AI Is Coming for Content Creators

This Week In Writing, we look at how AI is changing the content landscape and why that might be a good thing.
AI Is Coming for Content Creators
“a mountain of content” by Justin Cox and Midjourney

Two years ago, I pondered if robots were coming for our jobs. My musing concluded that human writers are irreplaceable. Well, here we are, quickly learning how wrong I was.

In this weekend’s issue of Garbage Day, Ryan Broderick painted a very grim picture:

CNET appointed a “senior vice president of AI content strategy”. And Mathias Döpfner, the CEO of Axel Springer, is mulling over a one-two punch of layoffs and AI replacements for writers. Look, this is happening. It won’t happen to every sector of journalism (right away), but it’s happening. Breaking news, consumer journalism, celebrity news, aggregation, there’s a lot of roles that are going to be augmented or outright replaced with AI. Get yourself in a union and start figuring out how to protect your jobs. The bright side, or at least, the not super depressing side, about this is I think AI writing will probably create a bigger demand for voicier, opinionated, human writing. Maybe? But we’re about to lose A LOT of roles for professional writers.

I’m not sure the future is as bleak as Ryan thinks, but I’ve also been wrong before. The writing world is experiencing significant AIification, and corporations will always look for ways to cut expenses.

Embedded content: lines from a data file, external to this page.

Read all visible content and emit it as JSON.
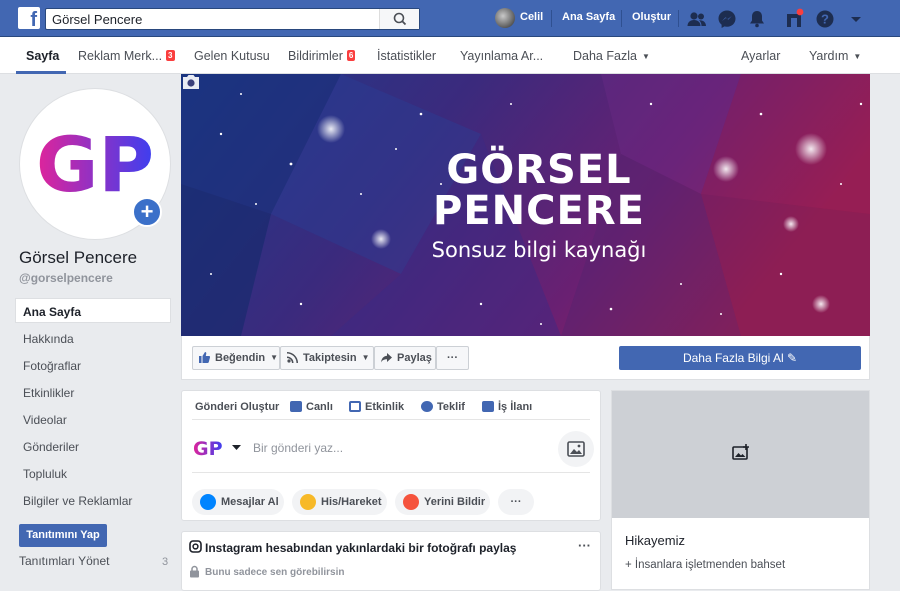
{
  "topbar": {
    "search_value": "Görsel Pencere",
    "user_name": "Celil",
    "home_label": "Ana Sayfa",
    "create_label": "Oluştur"
  },
  "page_nav": {
    "items": [
      {
        "label": "Sayfa"
      },
      {
        "label": "Reklam Merk...",
        "badge": "3"
      },
      {
        "label": "Gelen Kutusu"
      },
      {
        "label": "Bildirimler",
        "badge": "6"
      },
      {
        "label": "İstatistikler"
      },
      {
        "label": "Yayınlama Ar..."
      },
      {
        "label": "Daha Fazla"
      }
    ],
    "settings_label": "Ayarlar",
    "help_label": "Yardım"
  },
  "profile": {
    "initials": "GP",
    "name": "Görsel Pencere",
    "handle": "@gorselpencere"
  },
  "left_nav": {
    "items": [
      "Ana Sayfa",
      "Hakkında",
      "Fotoğraflar",
      "Etkinlikler",
      "Videolar",
      "Gönderiler",
      "Topluluk",
      "Bilgiler ve Reklamlar"
    ],
    "promote_label": "Tanıtımını Yap",
    "manage_promotions_label": "Tanıtımları Yönet",
    "manage_promotions_count": "3"
  },
  "cover": {
    "title_line1": "GÖRSEL",
    "title_line2": "PENCERE",
    "subtitle": "Sonsuz bilgi kaynağı"
  },
  "actions": {
    "like_label": "Beğendin",
    "follow_label": "Takiptesin",
    "share_label": "Paylaş",
    "more_label": "···",
    "learn_more_label": "Daha Fazla Bilgi Al"
  },
  "composer": {
    "tabs": [
      "Gönderi Oluştur",
      "Canlı",
      "Etkinlik",
      "Teklif",
      "İş İlanı"
    ],
    "placeholder": "Bir gönderi yaz...",
    "chips": [
      "Mesajlar Al",
      "His/Hareket",
      "Yerini Bildir"
    ],
    "more_label": "···"
  },
  "instagram": {
    "title": "Instagram hesabından yakınlardaki bir fotoğrafı paylaş",
    "privacy_note": "Bunu sadece sen görebilirsin",
    "more_label": "···"
  },
  "story": {
    "title": "Hikayemiz",
    "cta": "+ İnsanlara işletmenden bahset"
  },
  "colors": {
    "brand_blue": "#4267b2",
    "badge_red": "#fa3e3e",
    "gp_gradient_start": "#e0249a",
    "gp_gradient_end": "#3c3ff0"
  }
}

Why pay a writer $0.01/word (an awful rate in and of itself, but that’s not our topic today) when an AI can churn out SEO clickbait for free and at 100x the speed?

Look, like it or not, this will affect paid writers in many industries. Ryan’s right; breaking news, consumer journalism, celebrity news, and other types of contentcreators are likely in for a rude awakening. I understand that is likely many of the people reading this newsletter, and I’m sorry. But let’s look at the good this AI revolution can potentially bring.

All writers are worth way more than $0.01/word. Hell, even beginning writers are likely worth more than $1.00/word. Though, most content farms don’t care. They don’t typically even care about quality. They only care about SEO-driven ad traffic.

I’ve talked a lot lately about the changing writing world. Algorithmic and SEO-driven content has forced many good writers to create meaningless crap. For what?

Look, I don’t disparage you if that’s your route. There was a time when I would have killed to have my name on some of these content sites, regardless of how insulting the pay was. But, I think we’re all going to very quickly see that the whole industry is in for a crash.

As search engines become glorified chatbots that only cite sources, there will be zero need for anyone to click on these content blogs. Why click through the link when the information you seek is right there in the result?

Instead of feeding that empire for someone else’s paycheck, I encourage writers to find their own voice. Stop creating content and start writing. Tell your stories. Lean into your experience.

As Ryan pointed out in the Garbage Day piece, there is likely a wave of demand for authentic, original voices. No matter how good an AI writer is, it can’t replace you. Your experience, your opinions, and your voice is unique.

Look, if you like reporting on celebrities or entertainment, go for it! This isn’t about one type of writing vs. another. Instead, it’s about finding ways to inject yourself into the piece. Create your own voice that differentiates itself from what an AI can generate.

As we’re very quickly learning, companies will figure out how to replace humans with automation. So, make yourself irreplaceable. There will always be a market for unique, well-constructed human writing. It’s time we all put the content days behind us.